Kylie Ladd has a gift for weaving together multiple perspectives and having them collide at the searing height of their disagreement. Not only is The Way Back an empathetic portrayal of trauma and convalescence, it’s also incredibly erudite in its ability to capture the minds of its characters. Child-abducting psychopaths, worrisome mothers, traumatised daughters, and disenchanted police officers are all dimensional, real, and compelling.
Charlie Johnson loves the freedom and empowerment of horse riding more than anything else. She is your ordinary teenager who spends her days at school, dreaming about her crush sho sits next to her in Science class, and riding her favourite horse Tic-Tac at the local pony club.
After meeting a stranger on the track where she rides Tic-Tac, Charlie goes missing. Nobody knows what has happened to her. All they know is that Charlie went for a ride and never came back. Tic-Tac eventually wanders home, and not long after a search party find Charlie’s helmet abandoned in the overgrowth.
Young Charlie tries to outsmart her captor, all the while unable to comprehend her own abduction. He is the immaculate psychopath: abusive, violent, erratic, and crazed. Four months later she manages to escape her private hell and is reunited with her father Matt and mother Rachael.
Ladd’s novel eludes neat definition. On the surface it can be read as a psychological thriller, underpinned by a complex, natural understanding of human horror. But deep beneath the surface is an examination of how we respond to tragedy and whether broken relationships can be stitched back together again.
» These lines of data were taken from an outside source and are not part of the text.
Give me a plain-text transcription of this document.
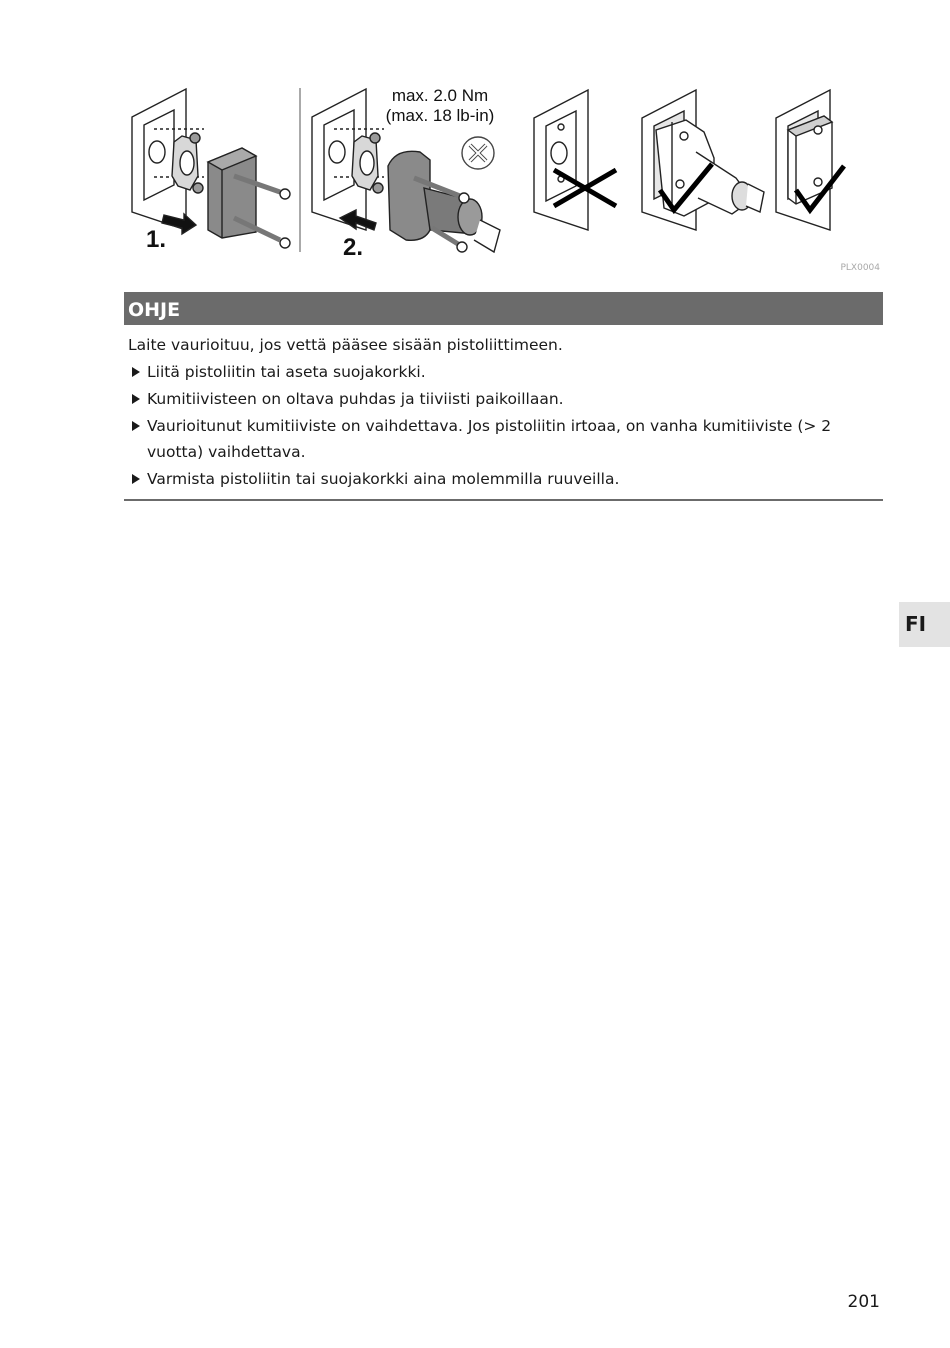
max. 2.0 Nm
(max. 18 lb-in)
1.	2.
PLX0004
OHJE

Laite vaurioituu, jos vettä pääsee sisään pistoliittimeen.

Liitä pistoliitin tai aseta suojakorkki.
Kumitiivisteen on oltava puhdas ja tiiviisti paikoillaan.
Vaurioitunut kumitiiviste on vaihdettava. Jos pistoliitin irtoaa, on vanha kumitiiviste (> 2 vuotta) vaihdettava.
Varmista pistoliitin tai suojakorkki aina molemmilla ruuveilla.
FI
201
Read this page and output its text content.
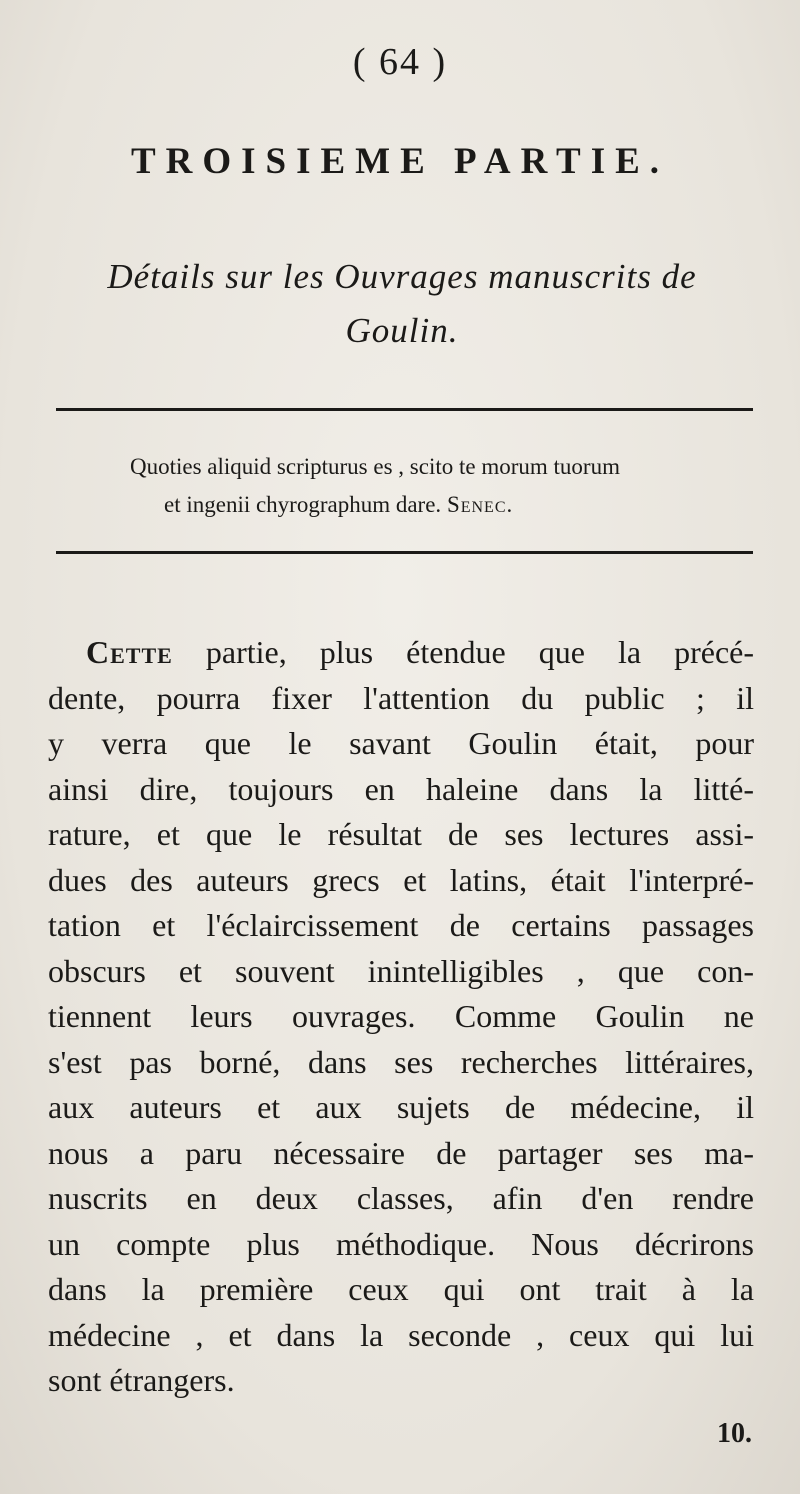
( 64 )
TROISIEME PARTIE.
Détails sur les Ouvrages manuscrits de
Goulin.
Quoties aliquid scripturus es , scito te morum tuorum
et ingenii chyrographum dare. Senec.
Cette partie, plus étendue que la précé-
dente, pourra fixer l'attention du public ; il
y verra que le savant Goulin était, pour
ainsi dire, toujours en haleine dans la litté-
rature, et que le résultat de ses lectures assi-
dues des auteurs grecs et latins, était l'interpré-
tation et l'éclaircissement de certains passages
obscurs et souvent inintelligibles , que con-
tiennent leurs ouvrages. Comme Goulin ne
s'est pas borné, dans ses recherches littéraires,
aux auteurs et aux sujets de médecine, il
nous a paru nécessaire de partager ses ma-
nuscrits en deux classes, afin d'en rendre
un compte plus méthodique. Nous décrirons
dans la première ceux qui ont trait à la
médecine , et dans la seconde , ceux qui lui
sont étrangers.
10.
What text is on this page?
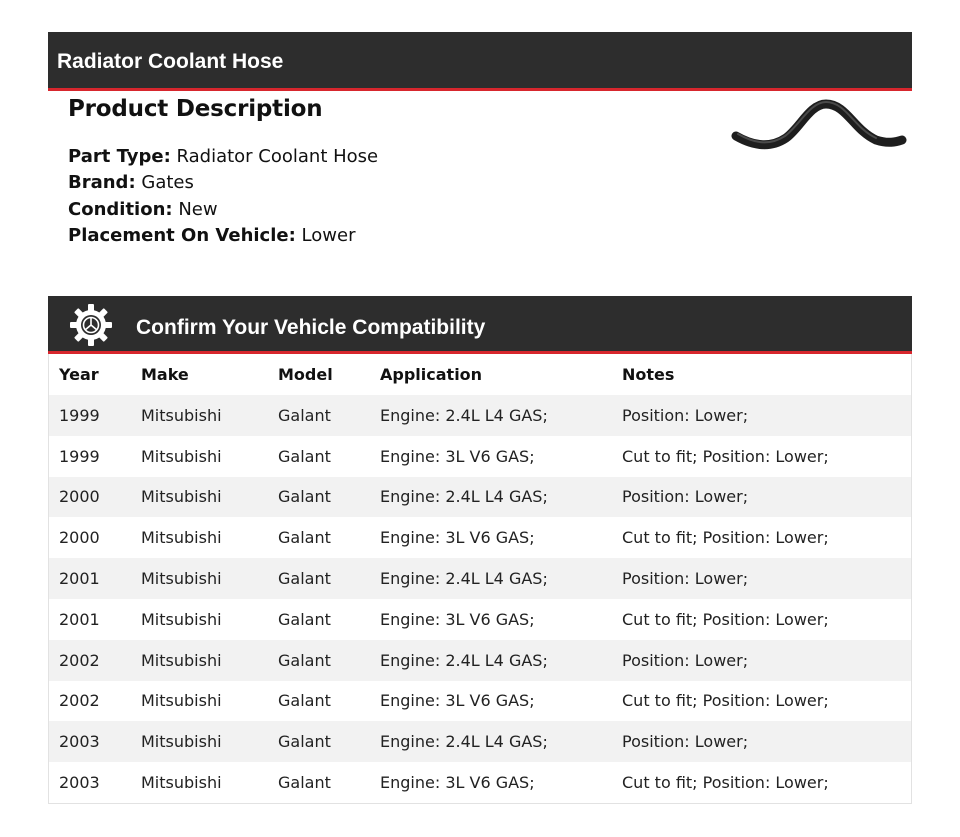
Radiator Coolant Hose
Product Description
Part Type: Radiator Coolant Hose
Brand: Gates
Condition: New
Placement On Vehicle: Lower
Confirm Your Vehicle Compatibility
Year	Make	Model	Application	Notes
1999	Mitsubishi	Galant	Engine: 2.4L L4 GAS;	Position: Lower;
1999	Mitsubishi	Galant	Engine: 3L V6 GAS;	Cut to fit; Position: Lower;
2000	Mitsubishi	Galant	Engine: 2.4L L4 GAS;	Position: Lower;
2000	Mitsubishi	Galant	Engine: 3L V6 GAS;	Cut to fit; Position: Lower;
2001	Mitsubishi	Galant	Engine: 2.4L L4 GAS;	Position: Lower;
2001	Mitsubishi	Galant	Engine: 3L V6 GAS;	Cut to fit; Position: Lower;
2002	Mitsubishi	Galant	Engine: 2.4L L4 GAS;	Position: Lower;
2002	Mitsubishi	Galant	Engine: 3L V6 GAS;	Cut to fit; Position: Lower;
2003	Mitsubishi	Galant	Engine: 2.4L L4 GAS;	Position: Lower;
2003	Mitsubishi	Galant	Engine: 3L V6 GAS;	Cut to fit; Position: Lower;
It may come as no surprise that apart from being a published novelist, Ladd has a PhD in neuropsychology and continues to work in public and private practice in this field
Interestingly, Ladd was inspired by the abduction of US teenager Elizabeth Smart, who was abducted from her bedroom in the dead of night, and was drugged and abused for nine months before being released. But, as Ladd says, The Way Back, is ‘not about her, but is in memory of her.’
‘It is about enduring not only an abduction, but also the return to daily life that comes afterwards, and whether such victims are ever truly released.’
‘A gifted writer who knows how to weave the complexity of relationships into a beautifully crafted story.’ Mia Freedman, Mamamia.
Kylie Ladd is a freelance writer whose essays and articles have appeared in The Age, Griffith Review, Etchings, O magazine, The Sydney Morning Herald, Good Medicine, Sydney’s Child, and Readers Digest, amongst others. In 2006 she co-authored Living with Alzheimer’s and Other Dementias (Michelle Anderson Publishing), and in 2008 co-edited Naked: Confessions of Adultery and Infidelity (Allen and Unwin). She lives in Melbourne, Australia with her husband, Craig, and two young children.